When people think of bad sequels in movie franchises that wore out their welcome and insulted everyone's intelligence, the Friday the 13th franchise wins the prize. That said, Friday the 13th Part 2 is still early enough in what would be twelve increasingly ridiculous sequels to have a somewhat coherent storyline rooted in at least a tiny bit of logical suspension of disbelief. The gratuitous sex and violence were typical of the times, when Hollywood churned out so many horror or "party" movies to appeal to the teen market of the early 1980s, and there's a kind of period charm to it amid scenes of bloody murder by assorted implements.

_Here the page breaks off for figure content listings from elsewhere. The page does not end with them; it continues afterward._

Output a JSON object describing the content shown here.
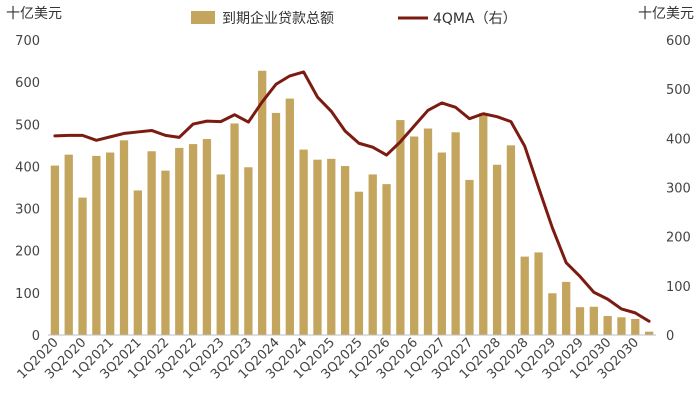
{
  "chart_data": {
    "type": "bar",
    "left_unit": "十亿美元",
    "right_unit": "十亿美元",
    "ylim_left": [
      0,
      700
    ],
    "ylim_right": [
      0,
      600
    ],
    "yticks_left": [
      "0",
      "100",
      "200",
      "300",
      "400",
      "500",
      "600",
      "700"
    ],
    "yticks_right": [
      "0",
      "100",
      "200",
      "300",
      "400",
      "500",
      "600"
    ],
    "xtick_labels": [
      "1Q2020",
      "3Q2020",
      "1Q2021",
      "3Q2021",
      "1Q2022",
      "3Q2022",
      "1Q2023",
      "3Q2023",
      "1Q2024",
      "3Q2024",
      "1Q2025",
      "3Q2025",
      "1Q2026",
      "3Q2026",
      "1Q2027",
      "3Q2027",
      "1Q2028",
      "3Q2028",
      "1Q2029",
      "3Q2029",
      "1Q2030",
      "3Q2030"
    ],
    "categories": [
      "1Q2020",
      "2Q2020",
      "3Q2020",
      "4Q2020",
      "1Q2021",
      "2Q2021",
      "3Q2021",
      "4Q2021",
      "1Q2022",
      "2Q2022",
      "3Q2022",
      "4Q2022",
      "1Q2023",
      "2Q2023",
      "3Q2023",
      "4Q2023",
      "1Q2024",
      "2Q2024",
      "3Q2024",
      "4Q2024",
      "1Q2025",
      "2Q2025",
      "3Q2025",
      "4Q2025",
      "1Q2026",
      "2Q2026",
      "3Q2026",
      "4Q2026",
      "1Q2027",
      "2Q2027",
      "3Q2027",
      "4Q2027",
      "1Q2028",
      "2Q2028",
      "3Q2028",
      "4Q2028",
      "1Q2029",
      "2Q2029",
      "3Q2029",
      "4Q2029",
      "1Q2030",
      "2Q2030",
      "3Q2030",
      "4Q2030"
    ],
    "series": [
      {
        "name": "到期企业贷款总额",
        "type": "bar",
        "axis": "left",
        "color": "#c4a55e",
        "values": [
          402,
          428,
          326,
          425,
          433,
          462,
          343,
          436,
          390,
          444,
          453,
          465,
          381,
          502,
          398,
          627,
          527,
          561,
          440,
          416,
          418,
          401,
          340,
          381,
          358,
          510,
          471,
          490,
          433,
          481,
          368,
          527,
          404,
          450,
          186,
          196,
          99,
          126,
          66,
          67,
          45,
          42,
          38,
          8
        ]
      },
      {
        "name": "4QMA（右）",
        "type": "line",
        "axis": "right",
        "color": "#7b1b11",
        "values": [
          405,
          406,
          406,
          396,
          403,
          410,
          413,
          416,
          406,
          402,
          429,
          435,
          434,
          448,
          433,
          474,
          510,
          527,
          535,
          484,
          455,
          415,
          390,
          382,
          366,
          393,
          425,
          457,
          472,
          463,
          440,
          450,
          444,
          434,
          384,
          300,
          218,
          147,
          119,
          87,
          73,
          53,
          45,
          28
        ]
      }
    ]
  }
}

There is a story, or at least a premise, that occasionally shows up in the movie, but this is essentially a textbook example of a slasher horror movie, with the obligatory jump scares, tense music, nudity to fill in the down time, and lots of blood. When it was first released, it's safe to say that "the big reveal" that Jason is the killer surprised no one, and now, decades later as the name Jason Voorhees is now an internationally-recognized icon of both horror and cynically dumb sequels, there's literally no shock in what Ginny and Paul discover in the shack in the woods. All that's left, all these years later, is an average slasher movie.

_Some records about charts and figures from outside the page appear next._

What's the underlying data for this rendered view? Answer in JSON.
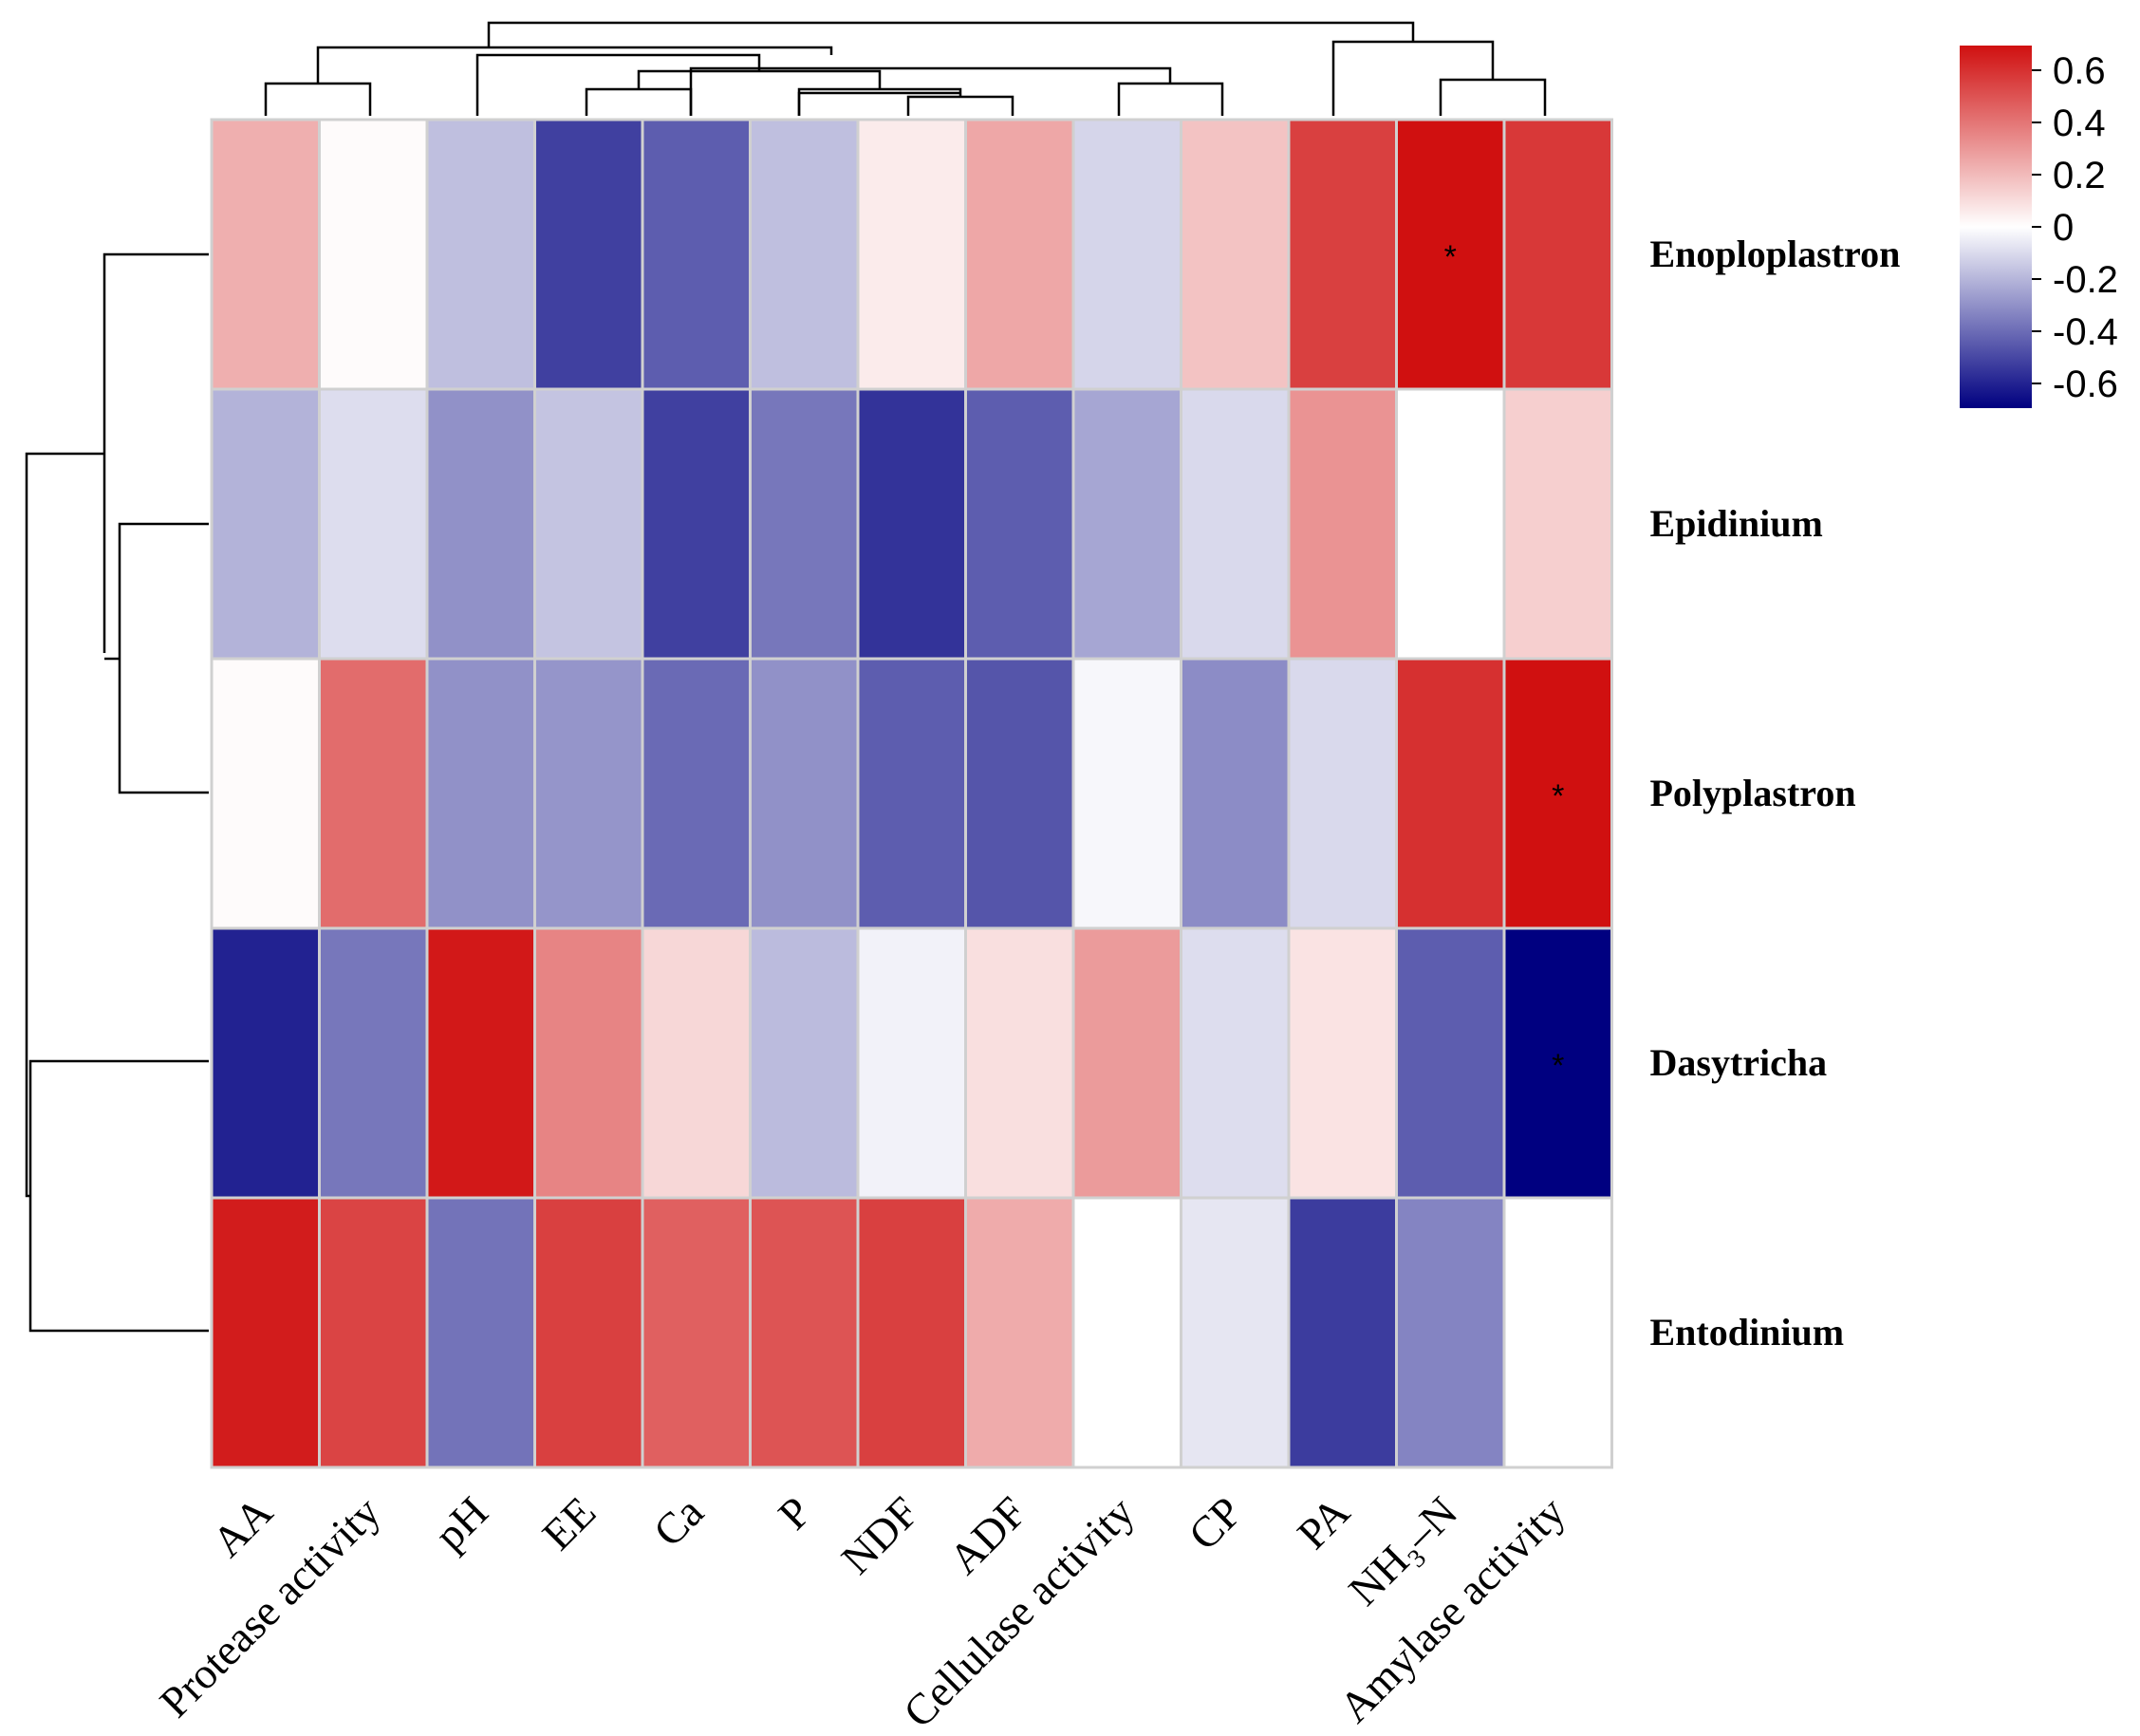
{
  "chart_data": {
    "type": "heatmap",
    "title": "",
    "columns": [
      "AA",
      "Protease activity",
      "pH",
      "EE",
      "Ca",
      "P",
      "NDF",
      "ADF",
      "Cellulase activity",
      "CP",
      "PA",
      "NH₃–N",
      "Amylase activity"
    ],
    "rows": [
      "Enoploplastron",
      "Epidinium",
      "Polyplastron",
      "Dasytricha",
      "Entodinium"
    ],
    "values": [
      [
        0.2,
        0.01,
        -0.15,
        -0.45,
        -0.38,
        -0.15,
        0.05,
        0.22,
        -0.1,
        0.15,
        0.48,
        0.6,
        0.5
      ],
      [
        -0.18,
        -0.08,
        -0.26,
        -0.14,
        -0.45,
        -0.32,
        -0.48,
        -0.38,
        -0.21,
        -0.09,
        0.27,
        0.0,
        0.12
      ],
      [
        0.01,
        0.37,
        -0.26,
        -0.25,
        -0.35,
        -0.26,
        -0.38,
        -0.4,
        -0.02,
        -0.27,
        -0.09,
        0.52,
        0.66
      ],
      [
        -0.52,
        -0.32,
        0.58,
        0.31,
        0.1,
        -0.16,
        -0.03,
        0.08,
        0.25,
        -0.08,
        0.07,
        -0.38,
        -0.6
      ],
      [
        0.57,
        0.47,
        -0.33,
        0.48,
        0.4,
        0.43,
        0.48,
        0.21,
        0.0,
        -0.06,
        -0.46,
        -0.29,
        0.0
      ]
    ],
    "significance": [
      [
        "",
        "",
        "",
        "",
        "",
        "",
        "",
        "",
        "",
        "",
        "",
        "*",
        ""
      ],
      [
        "",
        "",
        "",
        "",
        "",
        "",
        "",
        "",
        "",
        "",
        "",
        "",
        ""
      ],
      [
        "",
        "",
        "",
        "",
        "",
        "",
        "",
        "",
        "",
        "",
        "",
        "",
        "*"
      ],
      [
        "",
        "",
        "",
        "",
        "",
        "",
        "",
        "",
        "",
        "",
        "",
        "",
        "*"
      ],
      [
        "",
        "",
        "",
        "",
        "",
        "",
        "",
        "",
        "",
        "",
        "",
        "",
        ""
      ]
    ],
    "color_range": [
      -0.6,
      0.6
    ],
    "color_stops": {
      "low": "#000080",
      "mid": "#ffffff",
      "high": "#d01010"
    },
    "colorbar_ticks": [
      "0.6",
      "0.4",
      "0.2",
      "0",
      "-0.2",
      "-0.4",
      "-0.6"
    ],
    "legend_position": "top-right",
    "xlabel": "",
    "ylabel": "",
    "column_dendrogram": true,
    "row_dendrogram": true
  }
}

Talk to your kids about ...
Families can talk about the "slasher" subgenre of horror movies. What do you think is the continued appeal of these movies?
How does Friday the 13th Part 2 use "jump scares," music, and the camera shots intended to represent Jason's point of view to build suspense before the characters are murdered?
How does the movie portray teen drinking, drug use, sex? Is it realistic?